My aim was to represent a mix of books on the history of freethought, the method of freethought, and on specific issues with which freethought deals or finds important. At the same time, Sam Harris' work played a big role for me, so he is represented twice. However, while I am rather pleased with my list, with the advantage of 20-20 hindsight vision, here's a quick readjustment:

1. Freethinkers: A History of American Secularism by Susan Jacoby

2. Why I Am Not a Christian by Bertrand Russell

3. The End of Faith by Sam Harris 

4. The Demon-Haunted World: Science as a Candle in the Dark by Carl Sagan

5. On Liberty by John Stuart Mill

6. Doubt: A History by Jennifer Michael Hecht

7. Why People Believe Weird Things by Michael Shermer

8. An Enquiry Concerning Human Understanding by David Hume

9. The Secular Conscience: Why Belief Belongs in Public Life by Austin Dacey

10. Primates and Philosophers: How Morality Evolved by Frans de Waal

What do you think? What books should have made the list? Shouldn't have made the list?

 

Comments:

#1 asanta on Thursday July 15, 2010 at 4:44pm

Thank you for the list. I am in the process of reading ‘Godless’ by Dan Barker. I did not think it was relevant to me, because I did not come from an evangelical background. although I was made to learn about religion, my parents were agnostic and atheist. I am really enjoying his points about both religion and atheism. I am learning a lot more than I anticipated. I have read 7 of the ‘essential ten’,and three of the next 10. I don’t see Dawkins’ ‘The blind Watchmaker’ or ‘The selfish gene’ on your list.

#2 Michael De Dora on Monday July 19, 2010 at 10:38am

@asanta,

Thanks for the comment. As for Dawkins, both “The Selfish Gene” and “The Blind Watchmaker” seem too focused on biological issues for essential general freethought reading (though I could likely find room for Dawkins on a top-twenty list).
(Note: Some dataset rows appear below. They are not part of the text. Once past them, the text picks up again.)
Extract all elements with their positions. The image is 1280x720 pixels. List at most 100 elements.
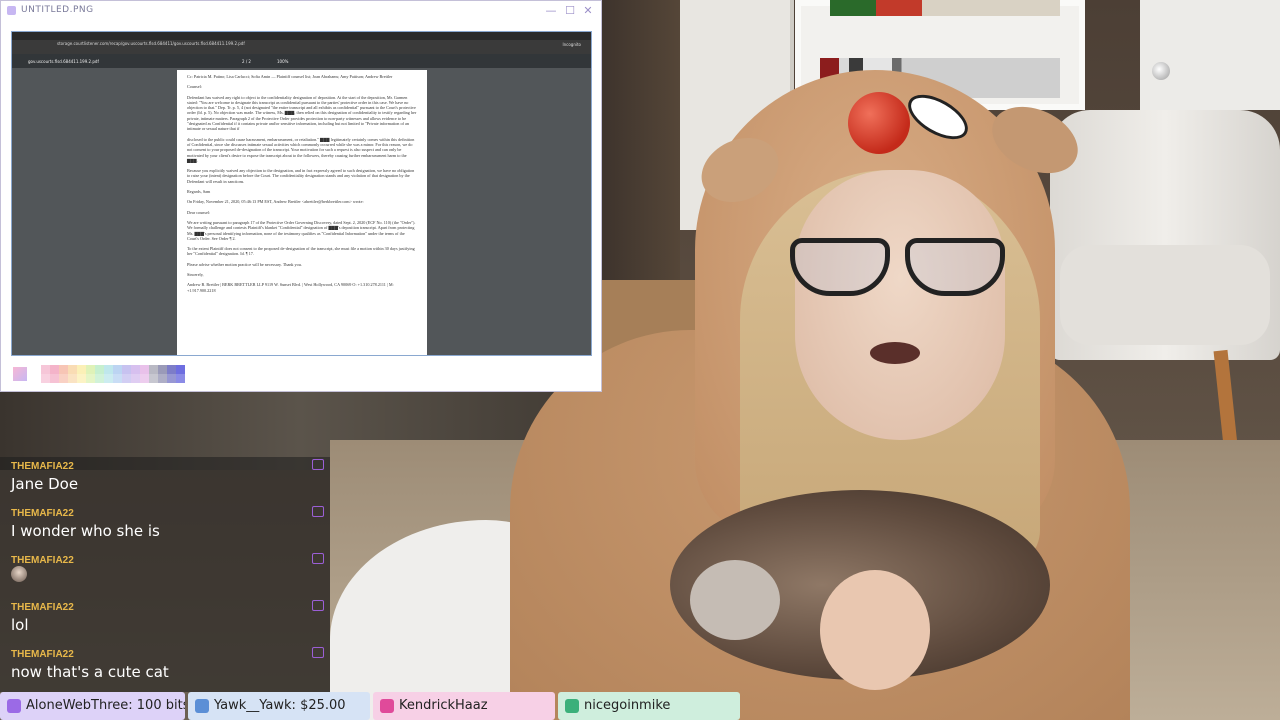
ticker-text: KendrickHaaz (399, 698, 488, 713)
palette-swatch[interactable] (149, 374, 158, 383)
palette-swatch[interactable] (68, 365, 77, 374)
streamer-face (795, 170, 1005, 440)
minimize-button[interactable]: — (544, 4, 558, 18)
doc-paragraph: disclosed to the public could cause hara… (187, 136, 415, 163)
chat-username: THEMAFIA22 (11, 649, 74, 660)
subscriber-icon (565, 699, 579, 713)
window-titlebar[interactable]: UNTITLED.PNG — ☐ ✕ (1, 1, 601, 22)
chat-bubble-icon (312, 600, 324, 611)
ticker-item-bits: AloneWebThree: 100 bits (0, 692, 185, 720)
chat-text: now that's a cute cat (11, 663, 169, 681)
image-canvas: storage.courtlistener.com/recap/gov.usco… (11, 31, 592, 356)
color-palette[interactable] (11, 363, 211, 385)
doc-paragraph: Sincerely, (187, 272, 204, 278)
palette-swatch[interactable] (77, 374, 86, 383)
palette-swatch[interactable] (158, 374, 167, 383)
chat-bubble-icon (312, 459, 324, 470)
ticker-text: Yawk__Yawk: $25.00 (214, 698, 346, 713)
palette-swatch[interactable] (149, 365, 158, 374)
emote-icon (11, 566, 27, 582)
doc-paragraph: Please advise whether motion practice wi… (187, 261, 302, 267)
palette-swatch[interactable] (176, 365, 185, 374)
palette-swatch[interactable] (176, 374, 185, 383)
palette-swatch[interactable] (140, 374, 149, 383)
palette-swatch[interactable] (41, 374, 50, 383)
donation-icon (195, 699, 209, 713)
chat-bubble-icon (312, 553, 324, 564)
palette-swatch[interactable] (86, 374, 95, 383)
palette-swatch[interactable] (59, 365, 68, 374)
pdf-page: Cc: Patricia M. Patino; Lisa Carlucci; S… (177, 70, 427, 355)
palette-swatch[interactable] (140, 365, 149, 374)
chat-text: I wonder who she is (11, 522, 160, 540)
window-title: UNTITLED.PNG (21, 5, 94, 15)
doc-paragraph: On Friday, November 21, 2020, 05:46:13 P… (187, 199, 364, 205)
active-color-swatch[interactable] (13, 367, 27, 381)
palette-swatch[interactable] (95, 374, 104, 383)
browser-url: storage.courtlistener.com/recap/gov.usco… (57, 41, 245, 46)
hand (820, 570, 930, 690)
palette-swatch[interactable] (41, 365, 50, 374)
pdf-page-indicator: 2 / 2 (242, 59, 251, 64)
chat-message: THEMAFIA22 (0, 551, 330, 595)
image-window[interactable]: UNTITLED.PNG — ☐ ✕ storage.courtlistener… (0, 0, 602, 392)
door-right (1140, 0, 1280, 110)
chat-message: THEMAFIA22 now that's a cute cat (0, 645, 330, 689)
heart-icon (380, 699, 394, 713)
pdf-filename: gov.uscourts.flsd.684411.199.2.pdf (28, 59, 99, 64)
app-icon (7, 6, 16, 15)
reindeer-nose (848, 92, 910, 154)
palette-swatch[interactable] (113, 365, 122, 374)
ticker-text: AloneWebThree: 100 bits (26, 698, 185, 713)
mouth (870, 342, 920, 364)
chat-text: Jane Doe (11, 475, 79, 493)
palette-swatch[interactable] (122, 365, 131, 374)
shelf-items (830, 0, 1060, 16)
palette-swatch[interactable] (68, 374, 77, 383)
doc-paragraph: Dear counsel: (187, 209, 211, 215)
chat-username: THEMAFIA22 (11, 461, 74, 472)
palette-swatch[interactable] (50, 374, 59, 383)
palette-swatch[interactable] (59, 374, 68, 383)
palette-swatch[interactable] (113, 374, 122, 383)
ticker-item-donation: Yawk__Yawk: $25.00 (188, 692, 370, 720)
ticker-item-subscriber: nicegoinmike (558, 692, 740, 720)
palette-swatch[interactable] (167, 374, 176, 383)
chat-username: THEMAFIA22 (11, 555, 74, 566)
palette-swatch[interactable] (104, 365, 113, 374)
bits-icon (7, 699, 21, 713)
close-button[interactable]: ✕ (581, 4, 595, 18)
cat-face (690, 560, 780, 640)
chat-username: THEMAFIA22 (11, 602, 74, 613)
armchair-seat (1060, 245, 1270, 345)
door-knob (1152, 62, 1170, 80)
maximize-button[interactable]: ☐ (563, 4, 577, 18)
doc-paragraph: Because you explicitly waived any object… (187, 168, 415, 184)
chat-overlay: THEMAFIA22 Jane Doe THEMAFIA22 I wonder … (0, 457, 330, 692)
chat-username: THEMAFIA22 (11, 508, 74, 519)
chat-message: THEMAFIA22 Jane Doe (0, 457, 330, 501)
chat-bubble-icon (312, 506, 324, 517)
doc-paragraph: Defendant has waived any right to object… (187, 94, 417, 132)
palette-swatch[interactable] (122, 374, 131, 383)
chat-message: THEMAFIA22 I wonder who she is (0, 504, 330, 548)
palette-swatch[interactable] (104, 374, 113, 383)
palette-swatch[interactable] (50, 365, 59, 374)
ticker-text: nicegoinmike (584, 698, 671, 713)
pdf-zoom-level: 100% (277, 59, 289, 64)
doc-paragraph: Regards, Sam (187, 189, 211, 195)
browser-tabbar (12, 32, 591, 40)
doc-paragraph: Andrew B. Brettler | BERK BRETTLER LLP 9… (187, 282, 394, 293)
palette-swatch[interactable] (158, 365, 167, 374)
event-ticker: AloneWebThree: 100 bits Yawk__Yawk: $25.… (0, 692, 1280, 720)
palette-swatch[interactable] (167, 365, 176, 374)
chat-bubble-icon (312, 647, 324, 658)
palette-swatch[interactable] (131, 365, 140, 374)
doc-paragraph: Cc: Patricia M. Patino; Lisa Carlucci; S… (187, 74, 393, 79)
palette-swatch[interactable] (77, 365, 86, 374)
palette-swatch[interactable] (95, 365, 104, 374)
palette-swatch[interactable] (86, 365, 95, 374)
incognito-label: Incognito (562, 42, 581, 47)
chat-message: THEMAFIA22 lol (0, 598, 330, 642)
palette-swatch[interactable] (131, 374, 140, 383)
I tried to stick to history, method, and core but broader issues (like morality, decision-making, etc).

#3 asanta on Tuesday July 20, 2010 at 6:49pm

Good point. I’m more drawn toward the biological and scientific aspects.

#4 Jim (Guest) on Sunday July 25, 2010 at 8:48am

Athiesm: A Very Short Introduction by Julian Baggini is the book I would hand a believer asking about atheism.

#5 March Hare (Guest) on Sunday August 01, 2010 at 2:37am

“The Essential Mary Midgley”, collected writings of the philosopher Mary Midgley. For showing how to think clearly and critically, and how to write well. Midgley covers a wide range of subjects, most of which should be of serious interest to us.